This is your brain on pro sports
blog by S.J. Velasquez • December 04, 2012 @ 2:58pm
Former Buffalo Bills fullback Cookie Gilchrist died in 2011 with cognitive impairment and Stage 4 Chronic Traumatic Encephalopathy, diseases that research links to mild head traumas common among football players.
The New York Times presents images of the brain of Gilchrist, who died in 2011 at the age of 75. The browned part shows the disease around the amygdala and temporal cortex. A normal brain would be mainly off-white in color.
The Times piece references an article recently published in Brain: A Journal of Neurology.

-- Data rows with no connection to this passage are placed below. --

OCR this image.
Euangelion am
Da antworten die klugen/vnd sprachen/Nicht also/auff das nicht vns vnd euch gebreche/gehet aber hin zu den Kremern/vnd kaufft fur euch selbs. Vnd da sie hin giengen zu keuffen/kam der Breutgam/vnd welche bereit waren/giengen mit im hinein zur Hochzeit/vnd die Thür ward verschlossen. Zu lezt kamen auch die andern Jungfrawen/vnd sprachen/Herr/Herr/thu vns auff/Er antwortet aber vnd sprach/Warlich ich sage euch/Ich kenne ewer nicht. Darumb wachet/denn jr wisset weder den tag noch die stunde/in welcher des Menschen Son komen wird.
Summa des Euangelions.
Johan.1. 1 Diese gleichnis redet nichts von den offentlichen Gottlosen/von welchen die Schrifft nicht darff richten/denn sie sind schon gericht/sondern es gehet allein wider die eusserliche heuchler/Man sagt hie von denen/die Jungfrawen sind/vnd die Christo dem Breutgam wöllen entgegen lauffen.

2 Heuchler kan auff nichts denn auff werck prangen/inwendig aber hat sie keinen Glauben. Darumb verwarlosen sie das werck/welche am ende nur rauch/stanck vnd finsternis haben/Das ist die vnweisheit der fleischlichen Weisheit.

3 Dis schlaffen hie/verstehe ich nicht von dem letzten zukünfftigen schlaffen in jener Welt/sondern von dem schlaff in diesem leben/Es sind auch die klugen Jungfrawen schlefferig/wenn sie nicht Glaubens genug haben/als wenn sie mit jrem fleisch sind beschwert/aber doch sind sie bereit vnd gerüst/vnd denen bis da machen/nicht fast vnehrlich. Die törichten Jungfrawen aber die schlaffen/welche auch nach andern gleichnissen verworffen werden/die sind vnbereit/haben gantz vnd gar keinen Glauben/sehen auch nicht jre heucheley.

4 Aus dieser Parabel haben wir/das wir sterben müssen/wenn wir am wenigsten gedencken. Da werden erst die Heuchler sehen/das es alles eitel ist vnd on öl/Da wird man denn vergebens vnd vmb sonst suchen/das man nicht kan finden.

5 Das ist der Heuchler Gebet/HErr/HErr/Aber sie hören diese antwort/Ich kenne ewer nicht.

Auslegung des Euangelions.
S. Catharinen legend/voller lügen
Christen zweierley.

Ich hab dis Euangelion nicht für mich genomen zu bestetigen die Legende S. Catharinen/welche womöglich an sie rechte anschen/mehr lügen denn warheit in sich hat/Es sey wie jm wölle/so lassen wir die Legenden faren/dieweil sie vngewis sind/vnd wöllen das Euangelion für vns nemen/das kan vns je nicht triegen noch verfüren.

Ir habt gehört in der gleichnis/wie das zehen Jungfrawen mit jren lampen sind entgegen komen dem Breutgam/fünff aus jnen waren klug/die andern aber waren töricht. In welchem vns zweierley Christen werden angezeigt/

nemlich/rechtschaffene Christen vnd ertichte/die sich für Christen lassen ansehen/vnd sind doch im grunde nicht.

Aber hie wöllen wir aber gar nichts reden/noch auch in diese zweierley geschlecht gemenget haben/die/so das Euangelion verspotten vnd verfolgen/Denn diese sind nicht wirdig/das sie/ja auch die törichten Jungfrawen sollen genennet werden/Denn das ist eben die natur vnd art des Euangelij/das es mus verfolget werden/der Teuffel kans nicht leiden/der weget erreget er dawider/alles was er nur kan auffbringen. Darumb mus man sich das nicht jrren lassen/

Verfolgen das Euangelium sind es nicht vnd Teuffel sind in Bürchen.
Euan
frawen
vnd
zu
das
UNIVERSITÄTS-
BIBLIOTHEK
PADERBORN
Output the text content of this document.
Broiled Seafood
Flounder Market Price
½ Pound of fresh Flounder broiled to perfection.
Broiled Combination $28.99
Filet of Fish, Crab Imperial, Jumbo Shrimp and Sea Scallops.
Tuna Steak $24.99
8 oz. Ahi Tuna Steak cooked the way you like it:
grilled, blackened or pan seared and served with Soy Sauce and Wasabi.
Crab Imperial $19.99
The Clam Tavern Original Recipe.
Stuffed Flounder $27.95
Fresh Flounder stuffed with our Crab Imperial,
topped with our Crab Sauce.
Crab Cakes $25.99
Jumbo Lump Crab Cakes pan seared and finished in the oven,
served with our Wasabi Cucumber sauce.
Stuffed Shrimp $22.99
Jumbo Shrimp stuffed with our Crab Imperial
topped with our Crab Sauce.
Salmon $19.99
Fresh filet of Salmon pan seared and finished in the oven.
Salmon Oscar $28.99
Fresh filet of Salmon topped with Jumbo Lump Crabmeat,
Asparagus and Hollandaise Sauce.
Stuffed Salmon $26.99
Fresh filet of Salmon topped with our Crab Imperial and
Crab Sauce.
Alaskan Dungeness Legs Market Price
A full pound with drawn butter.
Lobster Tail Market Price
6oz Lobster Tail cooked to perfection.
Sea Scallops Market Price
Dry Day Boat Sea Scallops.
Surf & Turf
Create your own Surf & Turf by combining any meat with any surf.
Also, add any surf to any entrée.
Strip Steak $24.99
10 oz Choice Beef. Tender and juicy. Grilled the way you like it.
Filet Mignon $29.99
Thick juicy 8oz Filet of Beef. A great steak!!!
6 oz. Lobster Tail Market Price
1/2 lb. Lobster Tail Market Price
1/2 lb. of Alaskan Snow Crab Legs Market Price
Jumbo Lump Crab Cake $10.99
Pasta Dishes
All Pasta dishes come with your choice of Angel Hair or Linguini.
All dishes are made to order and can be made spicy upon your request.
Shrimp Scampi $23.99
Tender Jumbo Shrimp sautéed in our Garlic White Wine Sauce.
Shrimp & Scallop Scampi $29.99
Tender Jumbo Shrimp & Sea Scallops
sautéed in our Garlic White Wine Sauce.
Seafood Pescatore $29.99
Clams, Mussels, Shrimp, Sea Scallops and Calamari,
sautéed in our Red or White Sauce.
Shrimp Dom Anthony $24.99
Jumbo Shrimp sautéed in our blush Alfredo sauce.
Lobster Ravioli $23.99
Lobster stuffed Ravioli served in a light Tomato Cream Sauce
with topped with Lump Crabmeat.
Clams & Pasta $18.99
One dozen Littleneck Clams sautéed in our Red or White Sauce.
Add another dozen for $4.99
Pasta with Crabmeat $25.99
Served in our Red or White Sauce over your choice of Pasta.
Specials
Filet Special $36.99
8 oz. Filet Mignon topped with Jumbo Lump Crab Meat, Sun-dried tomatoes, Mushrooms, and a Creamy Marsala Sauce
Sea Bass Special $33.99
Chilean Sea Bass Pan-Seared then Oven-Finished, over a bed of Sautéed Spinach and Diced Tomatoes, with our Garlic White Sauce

Researchers looked at brains from 85 former athletes, military veterans and civilians with a history of repetitive mild traumatic brain injury.

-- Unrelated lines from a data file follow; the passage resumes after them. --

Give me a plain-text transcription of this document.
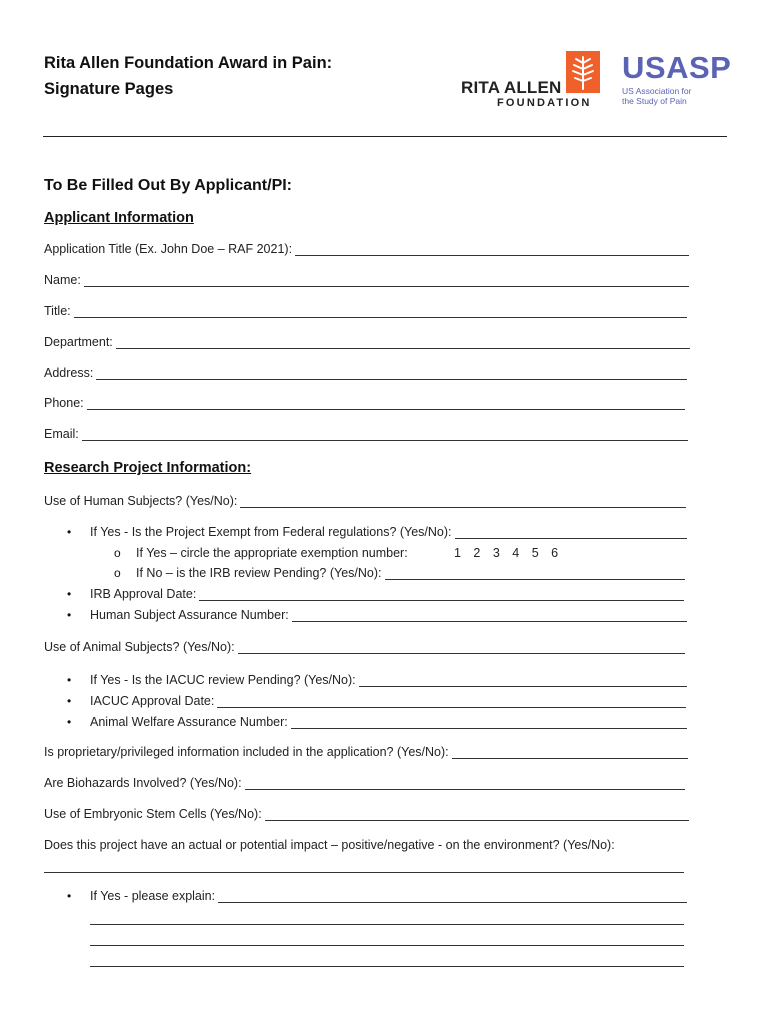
Rita Allen Foundation Award in Pain:
Signature Pages	RITA ALLEN
FOUNDATION
USASP
US Association for
the Study of Pain
To Be Filled Out By Applicant/PI:
Applicant Information
Application Title (Ex. John Doe – RAF 2021):
Name:
Title:
Department:
Address:
Phone:
Email:
Research Project Information:
Use of Human Subjects? (Yes/No):
• If Yes - Is the Project Exempt from Federal regulations? (Yes/No):
o If Yes – circle the appropriate exemption number:	1 2 3 4 5 6
o If No – is the IRB review Pending? (Yes/No):
• IRB Approval Date:
• Human Subject Assurance Number:
Use of Animal Subjects? (Yes/No):
• If Yes - Is the IACUC review Pending? (Yes/No):
• IACUC Approval Date:
• Animal Welfare Assurance Number:
Is proprietary/privileged information included in the application? (Yes/No):
Are Biohazards Involved? (Yes/No):
Use of Embryonic Stem Cells (Yes/No):
Does this project have an actual or potential impact – positive/negative - on the environment? (Yes/No):
• If Yes - please explain:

Of the professional athletes, the vast majority showed evidence of irreversible brain diseases. Still, the research doesn’t necessarily predict which types of athletes would develop such injuries and subsequent diseases.
“It’s a gambler’s game to try to predict what percentage of the population has this,” Chris Nowinski, a co-author of the study and a co-director of the Center for the Study of Traumatic Encephalopathy at Boston University School of Medicine, told the New York Times. “Many of the families donated the brains of their loved ones because they were symptomatic. Still, this is probably more widespread than we think.”
Aside from Gilchrist, other local athletes have shown evidence of long-term brain damage due to sports. Former Buffalo Sabres player Rick Martin, who died in 2011, was diagnosed with chronic traumatic encephalopathy. He showed no outward symptoms of of CTE, which sometimes manifests itself much like Alzheimer’s, Parkinson’s and Lou Gehrig’s disease might, ABC News reported.
“Rick Martin’s case shows us that even hockey players who don’t engage in fighting are at risk for CTE, likely because of the repetitive brain trauma players receive throughout their career,” Nowinski said in the 2011 ABC interview.
Though the study only looked at brains of athletes who engaged in sports as adults, brain trauma among child athletes is increasingly discussed in news media.
According to a UB study, reports of concussions in sports have more than quadrupled in the last decade.